Air & Space: Does the A-10 share some of the design characteristics of the A-1?
Greg Anders: The straight wing allowed it to be more maneuverable in the low altitudes where you could stay close to your objective—that is, downed air crewmen or troops in contact on the ground. And so it was basically a clear understanding that the Skyraider was an incredible airplane, and when it came time to replace it, an F-15 or an F-16 were just never going to do it, and we just needed something that could stay low to the ground, stay close to the troops, stay close to a survivor. So the Skyraider was the template that was used for the A-10.
What do you think was the challenge for A-1 pilots who flew Sandy missions?
The A-1 was a long-endurance, heavily loaded airframe with a lot of weapons, which meant it had a lot of loiter time, but it didn’t have a lot of the fancy technology that we’re used to. So it was just a lot of maintaining situational awareness in a very complex situation, while flying the airplane—in the weather and all kind of crazy situations. [Sandy pilots had to maintain contact with the airman on the ground and keep track of helicopters coming in for the rescue in addition to other aircraft called in for strikes. And, of course, rescues don’t wait for weather.] Having flown the mission in the A-10, I think it’s a pretty amazing thing to know these guys flew it in the Skyraider.
Do you fly the A-1 only in Heritage Flights?
No, we do airshows with it as well. In fact, my brother just got back from the McChord airshow [at Joint Base Lewis-McChord near Tacoma, Washington] where he flew it in a re-enactment of a Vietnam-era mission, with some Hueys, an O-1, which is also a FAC—a forward air control. They put together a scenario where they had a guy on the ground who had ejected and they were going to set up a rescue. They did a whole Vietnam rescue re-enactment, and we were all scratching our heads going Wow, we should do this more often because it was a great show. The Huey Cobra and UH-1 were from the Olympic Flight Museum, and we had our Cessna O-1 and the A-1.

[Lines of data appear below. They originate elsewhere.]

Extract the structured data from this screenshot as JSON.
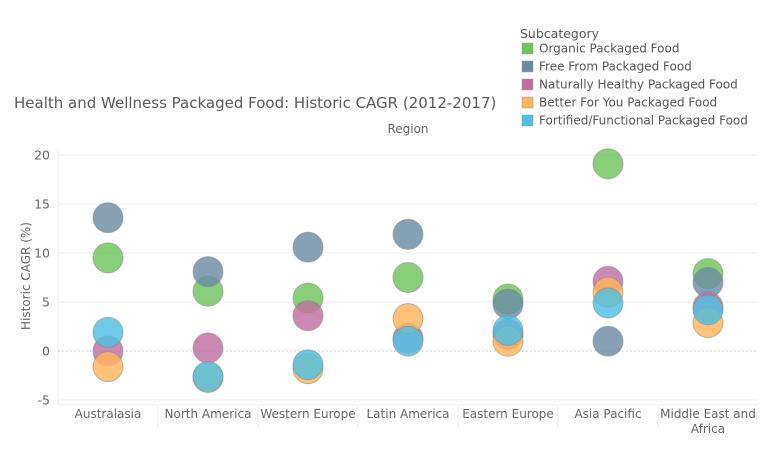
{
  "chart_data": {
    "type": "scatter",
    "title": "Health and Wellness Packaged Food: Historic CAGR (2012-2017)",
    "subtitle": "Region",
    "xlabel": "",
    "ylabel": "Historic CAGR (%)",
    "ylim": [
      -5.5,
      21
    ],
    "yticks": [
      -5,
      0,
      5,
      10,
      15,
      20
    ],
    "grid": true,
    "legend": {
      "title": "Subcategory",
      "position": "top-right"
    },
    "categories": [
      "Australasia",
      "North America",
      "Western Europe",
      "Latin America",
      "Eastern Europe",
      "Asia Pacific",
      "Middle East and Africa"
    ],
    "series": [
      {
        "name": "Organic Packaged Food",
        "color": "#6cc45a",
        "values": [
          9.5,
          6.1,
          5.4,
          7.5,
          5.3,
          19.1,
          7.9
        ]
      },
      {
        "name": "Free From Packaged Food",
        "color": "#6a8ca2",
        "values": [
          13.6,
          8.1,
          10.6,
          11.9,
          4.8,
          1.0,
          7.0
        ]
      },
      {
        "name": "Naturally Healthy Packaged Food",
        "color": "#c06fa0",
        "values": [
          0.0,
          0.3,
          3.6,
          1.3,
          1.7,
          7.1,
          4.5
        ]
      },
      {
        "name": "Better For You Packaged Food",
        "color": "#ffb55a",
        "values": [
          -1.6,
          -2.7,
          -1.8,
          3.3,
          1.0,
          6.0,
          2.9
        ]
      },
      {
        "name": "Fortified/Functional Packaged Food",
        "color": "#4ec0e2",
        "values": [
          1.9,
          -2.6,
          -1.4,
          1.0,
          2.1,
          4.9,
          4.2
        ]
      }
    ]
  }
}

What was your first flight in the Skyraider like?
At the time, I was qualified in the P-51 and the AT-6, so those are two taildraggers that are very similar to Skyraiders. In fact the Skyraider flies almost exactly like a T-6, except it’s just bigger. I still remember my very first sortie because it’s a single-seat plane. You don’t get to fly with an instructor; you just take it off on your own. And here’s this big beast of a warbird, bigger than any warbird I’ve flown, and you just kind of stomp on the right rudder and keep it almost to the ground and keep bringing the power in because power will pull you left. The side of prop headed down has more thrust, and that’s to the right side, so it pulls you left. Until you get airflow over your rudder, you don’t have any control for that, so you’re just managing as you’re rolling down the runway. And it’s a giant airframe.
Are you wondering at any time during this takeoff if this is a good idea?